Sunday, May 18, 2008

veins

i am ninety years old. deep lines hiding what used to be a glow. sad eyes and gray lifeless hair. lifeless like this body. with skin almost translucent hanging off fragile arms. where has time lead me. time has lead me into a distant reality. where i have lost everyone who was important to me. this world has become detached and ugly. the continued neglect by its inhabitants has left it desolate. disgusting. a place that some had predicted. but only a few believed would come to be.

she wants out. she wanted out seventy years ago.

Saturday, May 17, 2008

too hot

"her fever is down" is she responding to the medication? "no."

i am four years old. wispy dark hair loose on my small shoulders. an innocent mind and bright eyes. i have nothing to worry about. nothing at all. i am oblivious to this world. and the world is oblivious to me. but that does not matter. because all i know is my mom. all i know is my dad and my sister. my dog. my small collection of play-things. and the house we live in. built by my fathers hands. i knew that. i knew little pain. shallow sadness. i knew nothing of this place.

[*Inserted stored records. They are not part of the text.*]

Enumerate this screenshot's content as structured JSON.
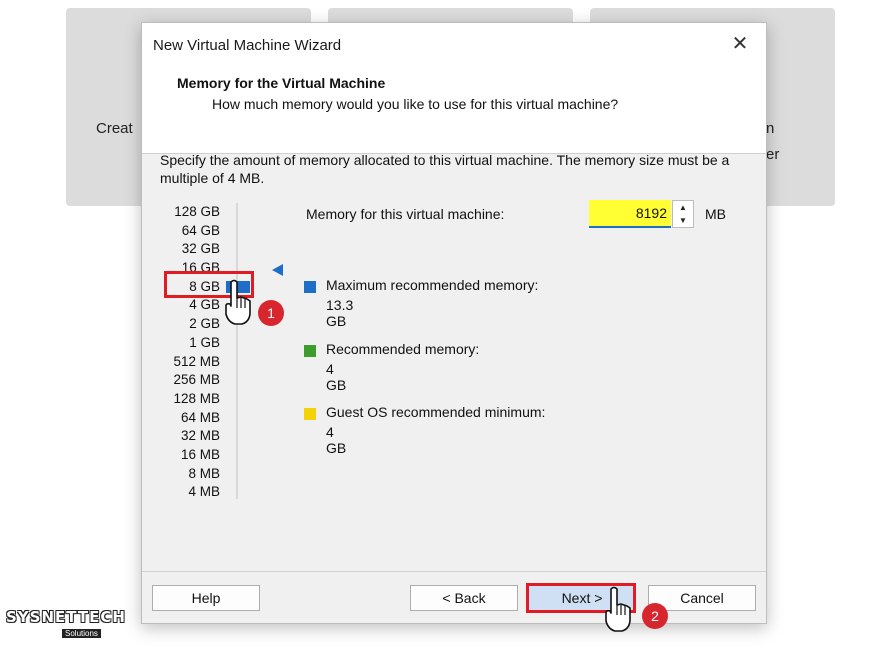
{
  "background": {
    "left_card_text": "Creat",
    "right_card_text_1": "n",
    "right_card_text_2": "er"
  },
  "dialog": {
    "title": "New Virtual Machine Wizard",
    "close_symbol": "✕",
    "header_title": "Memory for the Virtual Machine",
    "header_subtitle": "How much memory would you like to use for this virtual machine?",
    "description": "Specify the amount of memory allocated to this virtual machine. The memory size must be a multiple of 4 MB.",
    "scale": [
      "128 GB",
      "64 GB",
      "32 GB",
      "16 GB",
      "8 GB",
      "4 GB",
      "2 GB",
      "1 GB",
      "512 MB",
      "256 MB",
      "128 MB",
      "64 MB",
      "32 MB",
      "16 MB",
      "8 MB",
      "4 MB"
    ],
    "memory_label": "Memory for this virtual machine:",
    "memory_value": "8192",
    "memory_unit": "MB",
    "legend": [
      {
        "label": "Maximum recommended memory:",
        "value": "13.3 GB",
        "color": "#1e6ec8"
      },
      {
        "label": "Recommended memory:",
        "value": "4 GB",
        "color": "#3c9c2c"
      },
      {
        "label": "Guest OS recommended minimum:",
        "value": "4 GB",
        "color": "#f4d20a"
      }
    ],
    "buttons": {
      "help": "Help",
      "back": "< Back",
      "next": "Next >",
      "cancel": "Cancel"
    }
  },
  "annotations": {
    "step1": "1",
    "step2": "2",
    "highlight_color": "#e01b24"
  },
  "watermark": {
    "brand": "SYSNETTECH",
    "sub": "Solutions"
  },
  "icons": [
    "close-icon",
    "spin-up-icon",
    "spin-down-icon",
    "hand-cursor-icon",
    "max-marker-icon"
  ]
}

i am twenty years old. same messy dark hair. now. innocent eyes. and a fairly bright mind. this brain is plagued. this world is plagued.

Thursday, May 15, 2008

Wednesday, May 14, 2008

forgetme

entirely frustrated with who i am right now. i go to bed each night taking a vow to better myself the next day. with the sun comes-a new ashley. one who sees her reality for what it is. no. my reality continues to twist and contort to reflect whatever it is this mind wants. perhaps i need to start ignoring the mind. and listening to the heart. its funny that for once. i trust it more than anything right now. it knows how things are. im guessing it is just forgetting to tell the rest of me.

Monday, May 5, 2008

because you matter in this individuals life

im waking before the sun to prove to this face that i too can become someone that is unrecognizable in the mirror. oh her? she got hit by a bus. im spending eight dollars to throw up. im emptying my bank account to indulge in temporary euphoria and buy my dentist a hummer. im playing make believe pretending your hand is in mine and we are somewhere beautiful where we love ourselves and each other. this reality is only what i see. only what i hear. only the thoughts in my head and no one else's. is this selfish or the truth. is there a reality outside that of what i am aware of. even if there is. is it relevant? i will sit and watch the ferris wheel all day and pretend you and i are side by side. playing this circle like it will be the last activity that we experience together. we are playing the game. ill show you mine if you show me yours. ill jump only if your fingers are tight around mine. ill jump only if you agree to love me up the moment we escape this conjoined reality. the professor keeps babbling on about something. his voice is dulled by my ears. he is attempting to explain something about morality. one ear out the other. does this tell me something about my role as a student. that i am a horrible one. that my time could be better spent doing something else. maybe? maybe not.

Friday, May 2, 2008

hands

i cannot answer why you make the most sense. it is just the way it works. its just the way this mind works. it is scattered and crazy. but in your hands it feels together and content. everything is clear and brilliant. i dont want to lose these hands. dont jump. without me. you make the most sense. and it means everything right now. little makes sense. but your hands make everything clear. i am hearing fallacies from glaring eyes. but your eyes speak only truth. and your hands speak only love. your hands in mine. makes the most sense.